Für die Marke „INGIE PARIS“ war es eine Premiere, als die Pariser Modeschöpferin Ingie Chalhoub erstmals eine Prêt‑à‑porter-Kollektion auf einem Laufstege, und zwar im Hôtel d’Evreux, vorführen ließ. Paris, die Stadt des Lichtes, in der Nacht war das Thema. Der Kontrast zwischen der künstlichen Beleuchtung und den unzähligen Schattierungen der Nacht zog sich durch die Kollektion. Düstere und dennoch sinnliche Farbtöne wie Schwarz in verschiednen Nuancen, Tintenblau, Amaranthrot, Zinkgrau und Bronze erhielten ebenso wie Crèmeweiß glänzende metallische Akzente. Zu hängenden Capes und bodenlangen Röcken aus Seidenkrepp sowie zu mit Pailletten bestickten Tüllkleidern mit ihren romantischen, großzügigen Silhouetten wie in den 1970er Jahren bildeten Zigarettenhosen im rockigen Minimalismus der frühen 1980er Jahre einen weiteren starken Kontrast. Ein Trenchcoat und ein langer Rock waren aus glänzender Pekingstreifenseide. Blumige Jacquardmuster mit metallischer Note in Gold- und Mandarinentönen strahlten Wärme aus und belebten sinnliche Röcke. Hosen und Blusen aus Seidenlamé und -krepp glitten am Körper entlang, wobei sich der nachtblaue französische Lamé wie eine zweite Haut anfühlte. Auf minimalistischen Mänteln und Hosen glänzte metallischer Tweed. Die Leichtigkeit der Seide zeigte sich am besten am Crêpe-Envers-Satin. Lack bei den Details spielte auch mit dem Lichte. Alle Stoffe waren fließend und luftig, manche sogar auch durchsichtig. Schaubenzüge betonten bei Jumpsuits und Blusen die Taille, während sie an einem Brokatparka die Rückseite ausrichtete. Brillante Fliegen und Libellen entstiegen bestickten Broschen, wohingegen übergroße Perlen als Markenzeichen geknöpfte Ärmel und langkettige Halsketten bedeckten. Eine mit übergroßen Perlen bestückte Anhäufung von Kristallen aus blaßgelben und weißgoldenen, echten mineralischen „Wüstenrosen“-Formationen war ein weiteres Juwel der Kollektion. Perlen und asymmetrische Rüschen schmückten überdies Schuhe aus Seide und Jacquardstoffen.

Nach der Gründung ihrer gemeinsamen Marke „SIRLOIN“ in Schanghai stellten die japanische Modeschöpferin Mao Usami und die schwedische Modeschöpferin Alve Lagercrantz in Paris ihre erste Kollektion vor.
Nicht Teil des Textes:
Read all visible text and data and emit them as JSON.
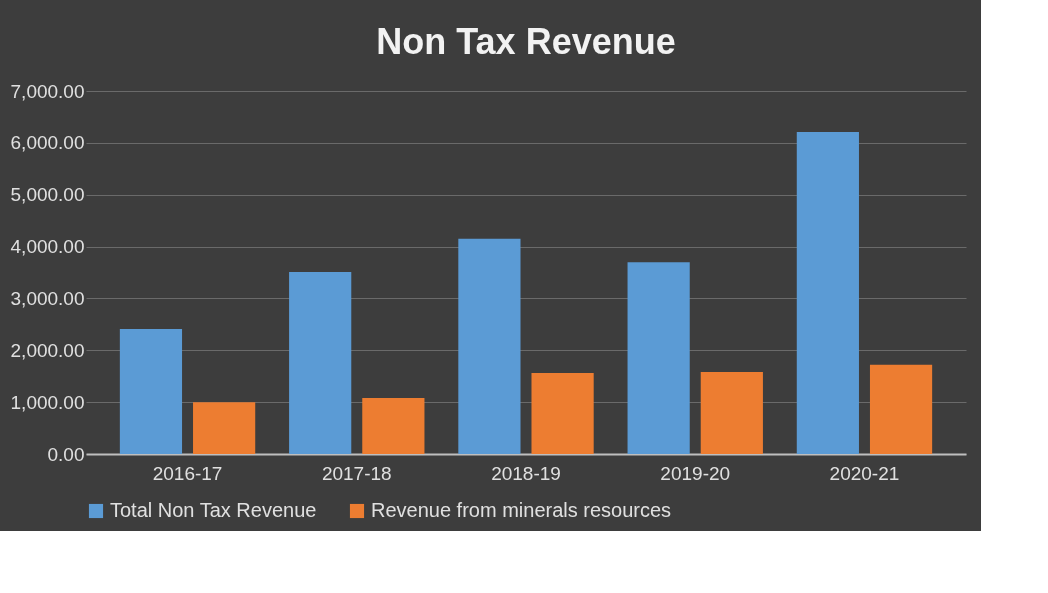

Mit einer gehörigen Portion Selbstironie waren sie um die halbe Welt gereist für die Premiere in einem öffentlichen Toilettenraume, wenngleich es sich um ein gut eingerichtetes und gepflegtes Etablissement aus den 1930er Jahren neben der Pfarrkirche St. Maria Magdalena („La Madeleine“), das nach sechsen Jahren endlich wieder zugänglich war, handelte. Mit gleicher Ironie merkten sie noch an: „Gleichviel ob es ein Tag ist, im Bette zu bleiben oder auf die Erde zu wichsen, ermutigen wir alle, ihre eigenen verdrehten Gedanken und seltsamen Gewohnheiten zu akzeptieren. Je schlechter, desto besser!“ Um die „intellektuellen“ Fragen, die sich jedes „SIRLOIN“-Mädel in den knappen Momenten im Toilettenraume, einem Ideen freisetzenden Orte, stellte – trivial und albern, aber brillant –, drehte sich die Kollektion. In Alve Lagercrantz’ und Mao Usamis Vision verschmolzen Prêt‑à‑porter-Bekleidung und Lingerie für einen vollständigen Kleiderschrank, um alle Bedürfnisse abzudecken. Die Kleidung sollte sozusagen von innen nach außen gekehrt werden. So hübschten Unterwäschedetails die als Lieblingsaufmachung geschätzten Kleidungsstücke für draußen auf, was für Alve Lagercrantz und Mao Usami der wahre Luxus war. Stoffe und Dessins paßten zur Vorliebe für die Klamotten alter Männer. Karierter „Vintage“-Cord, Kaschmirwolle und mit Sande gewaschene Seide aus China waren die Basis für haarige Tuche, beispielsweise für Pullover, samtige Netze und Tuche mit Toilettenpapiermustern. Da für die Marke Faulheit und dumme Eleganz überaus bedeutsam waren, verlangte die Kollektion den potentiellen Trägerinnen ein besonderes Vertrauen ins ironische Konzept ab.